Dans une nouvelle publication, le centre de réflexion Bruegel revient sur l’adaptation de l’UE sur le plan énergétique à la suite de l’invasion de la Russie en Ukraine il y a tout juste deux ans. Si les échanges d'énergie entre l'UE et la Russie ont considérablement diminué depuis février 2022, les auteurs estiment que l'UE pourrait encore faire davantage pour réduire sa dépendance.
Au total, l’UE a réduit les importations de combustibles fossiles russes d'un maximum de 16 milliards de dollars par mois au début de 2022 à environ 1 milliard de dollars par mois à la fin de 2023. Ce sont les importations de pétrole qui ont représenté la plus grande partie de la réduction.
Un embargo de l'UE sur les importations de pétrole brut est entré en vigueur en décembre 2022, suivi en février 2023 d'un embargo sur les produits pétroliers.
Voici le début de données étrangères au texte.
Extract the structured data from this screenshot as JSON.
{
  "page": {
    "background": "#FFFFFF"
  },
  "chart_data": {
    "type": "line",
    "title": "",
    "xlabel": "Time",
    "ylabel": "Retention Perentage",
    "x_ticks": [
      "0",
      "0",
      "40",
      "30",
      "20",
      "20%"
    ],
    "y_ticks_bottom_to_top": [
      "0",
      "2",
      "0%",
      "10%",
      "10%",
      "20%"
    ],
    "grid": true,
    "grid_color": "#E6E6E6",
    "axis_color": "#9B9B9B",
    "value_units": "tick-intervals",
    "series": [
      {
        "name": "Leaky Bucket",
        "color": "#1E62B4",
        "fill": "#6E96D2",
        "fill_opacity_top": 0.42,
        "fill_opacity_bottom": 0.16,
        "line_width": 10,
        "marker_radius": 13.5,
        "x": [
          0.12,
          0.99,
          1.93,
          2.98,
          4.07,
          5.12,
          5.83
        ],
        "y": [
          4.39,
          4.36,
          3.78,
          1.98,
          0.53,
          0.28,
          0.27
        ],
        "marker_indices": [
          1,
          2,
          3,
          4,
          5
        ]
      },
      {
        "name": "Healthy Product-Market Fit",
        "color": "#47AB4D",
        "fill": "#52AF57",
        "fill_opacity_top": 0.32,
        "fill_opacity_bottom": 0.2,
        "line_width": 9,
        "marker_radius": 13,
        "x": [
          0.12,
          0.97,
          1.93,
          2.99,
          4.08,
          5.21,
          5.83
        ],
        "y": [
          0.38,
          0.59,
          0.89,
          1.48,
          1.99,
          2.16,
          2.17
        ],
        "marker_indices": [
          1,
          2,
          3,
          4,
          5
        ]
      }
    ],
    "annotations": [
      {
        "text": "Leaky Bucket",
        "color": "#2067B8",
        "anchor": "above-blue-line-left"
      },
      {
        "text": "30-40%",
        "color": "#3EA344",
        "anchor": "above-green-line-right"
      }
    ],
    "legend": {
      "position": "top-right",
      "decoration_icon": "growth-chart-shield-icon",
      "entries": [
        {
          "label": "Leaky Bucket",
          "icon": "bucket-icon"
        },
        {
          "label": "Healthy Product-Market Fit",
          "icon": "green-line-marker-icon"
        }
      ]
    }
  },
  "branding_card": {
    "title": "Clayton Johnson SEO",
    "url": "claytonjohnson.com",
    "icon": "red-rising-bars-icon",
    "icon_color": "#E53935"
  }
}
Les pays du G7 ont également mis en place un plafonnement mondial des prix du pétrole russe. Toutefois, la Russie a pu continuer à vendre du pétrole à des prix supérieurs au plafond, en grande partie parce que les armateurs et les assureurs du G7 (y compris de l'UE) ont été remplacés.
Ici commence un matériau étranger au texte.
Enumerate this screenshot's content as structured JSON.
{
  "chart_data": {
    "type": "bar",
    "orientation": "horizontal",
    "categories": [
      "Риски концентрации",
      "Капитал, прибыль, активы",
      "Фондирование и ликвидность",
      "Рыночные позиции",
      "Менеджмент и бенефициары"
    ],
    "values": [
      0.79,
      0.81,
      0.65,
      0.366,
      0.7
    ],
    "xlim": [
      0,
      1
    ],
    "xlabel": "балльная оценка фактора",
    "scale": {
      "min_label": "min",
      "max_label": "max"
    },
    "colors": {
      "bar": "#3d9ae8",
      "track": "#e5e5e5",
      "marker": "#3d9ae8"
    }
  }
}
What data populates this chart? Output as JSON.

Concernant le gaz, l'UE a contré la baisse des importations de gaz russe en augmentant les importations de gaz naturel liquéfié (GNL) et en réduisant la demande.
Les auteurs de l’analyse jugent que l’UE a su faire preuve de résilience grâce à la force de son marché intérieur et l’esprit de solidarité entre États membres, mais l’attention se tourne à présent sur le problème persistant des prix élevés et les implications à long terme pour la compétitivité.
Ils considèrent également qu’une application plus rigoureuse et une action plus énergique de la part du G7 doivent être menées pour faire face aux violations du plafond des prix du pétrole.
Enfin, les auteurs concluent que l'UE devrait se détacher de sa dépendance à l'égard des produits combustibles nucléaires russes.